Drawers are still assembled with precise dovetailing, and they’re hand-fitted, side-hung, and center-guided in true Leopold fashion. Quadralinear posts remain an iconic feature of classic Stickley designs.
We also take the time and effort to create book-matched panels: splitting boards into thinner pieces in order to replicate and align the grain to a beautiful effect.
All-wood version of Harvey Ellis inlay
In a case of honoring the original while reimagining it, we’ve developed new techniques for recreating Harvey Ellis inlay designs that draw on our expertise with wood, using a palette of raw and dyed woods in place of metals. And talented artisans still spend painstaking hours hand-carving the exquisite details found on many pieces. Perhaps no piece in our history shows off Stickley’s range of skills better than the Bombé Chest-on-Chest from our former Stickley Williamsburg Reserve Collection. From its meticulously shaped and hand-fitted drawers to its many detailed carvings, it is a masterpiece of craftsmanship.
As Gustav Stickley reminded us in The Craftsman, the demands of production often require the aid of machinery, and we take full advantage of both vintage and modern tools and technology. At the point where raw lumber enters the factory, a Rip First machine uses x-rays and optical scans to detect internal and external defects and trim them away. The flawed scraps are then fed to our boiler to heat the facility, and the best-quality wood moves on. (While in Gus’s day wood waste was as much as 50%, we’re proud to say that nearly 100% of the wood we receive is used in furniture or some other capacity.) Elsewhere in the plant, a planer from the 1950s and two other machines with a combined 60 years of service work alongside a variety of state-of-the-art devices. A double-end tenoner uses lasers to measure and place precise cuts for tenons, so crucial to our joinery. And two types of CNC (“computer numerical control”) routers use a combination of human operators and computer technology to cut notches, drill holes, cut tenons, and more; these remarkable machines can even swap out their own tool bits automatically to complete a series of programmed tasks.

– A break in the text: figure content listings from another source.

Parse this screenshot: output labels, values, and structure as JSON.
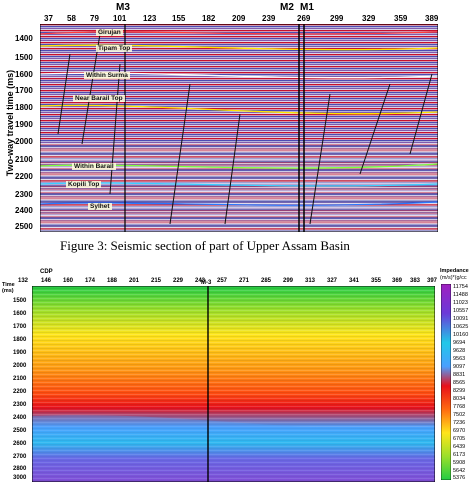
{
  "figure3": {
    "caption": "Figure 3: Seismic section of part of Upper Assam Basin",
    "y_axis_label": "Two-way travel time (ms)",
    "traces": [
      "37",
      "58",
      "79",
      "101",
      "123",
      "155",
      "182",
      "209",
      "239",
      "269",
      "299",
      "329",
      "359",
      "389"
    ],
    "times": [
      "1400",
      "1500",
      "1600",
      "1700",
      "1800",
      "1900",
      "2000",
      "2100",
      "2200",
      "2300",
      "2400",
      "2500"
    ],
    "wells": [
      "M3",
      "M2",
      "M1"
    ],
    "horizons": [
      {
        "label": "Girujan",
        "color": "#ff3c3c"
      },
      {
        "label": "Tipam Top",
        "color": "#ffe600"
      },
      {
        "label": "Within Surma",
        "color": "#ffffff"
      },
      {
        "label": "Near Barail Top",
        "color": "#ffe600"
      },
      {
        "label": "Within Barail",
        "color": "#7fff3a"
      },
      {
        "label": "Kopili Top",
        "color": "#3ad0ff"
      },
      {
        "label": "Sylhet",
        "color": "#2a7aff"
      }
    ]
  },
  "figure_lower": {
    "cdp_label": "CDP",
    "cdps": [
      "132",
      "146",
      "160",
      "174",
      "188",
      "201",
      "215",
      "229",
      "243",
      "257",
      "271",
      "285",
      "299",
      "313",
      "327",
      "341",
      "355",
      "369",
      "383",
      "397",
      "411",
      "425",
      "439"
    ],
    "time_label": "Time (ms)",
    "times": [
      "1500",
      "1600",
      "1700",
      "1800",
      "1900",
      "2000",
      "2100",
      "2200",
      "2300",
      "2400",
      "2500",
      "2600",
      "2700",
      "2800",
      "2900",
      "3000"
    ],
    "well_label": "M-3",
    "colorbar_title": "Impedance",
    "colorbar_unit": "(m/s)*(g/cc",
    "colorbar_values": [
      "11754",
      "11488",
      "11023",
      "10557",
      "10091",
      "10625",
      "10160",
      "9694",
      "9628",
      "9563",
      "9097",
      "8831",
      "8565",
      "8299",
      "8034",
      "7768",
      "7502",
      "7236",
      "6970",
      "6705",
      "6439",
      "6173",
      "5908",
      "5642",
      "5376"
    ]
  }
}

There are many more steps en route to a completed piece of Stickley furniture, including machine- and hand-sanding, assembly, finishing, and trim. Along the way, each piece is touched by the hands of many artisans, from master craftsmen in their seventies to young people honing their skills. A key moment in the process is when Fit Operators complete a cabinet or table and permanently stamp their initials on it, certifying that the work meets his or her standard of excellence. While machines are used as “a tool in the hand of a skilled worker”, Stickley craftsmanship is still very much a meaningful human accomplishment.
Stickley, Gustav. “The Use and Abuse of Machinery, and its Relation to the Arts and Crafts.” The Craftsman 11, No 2, November 1906, pages 202-07.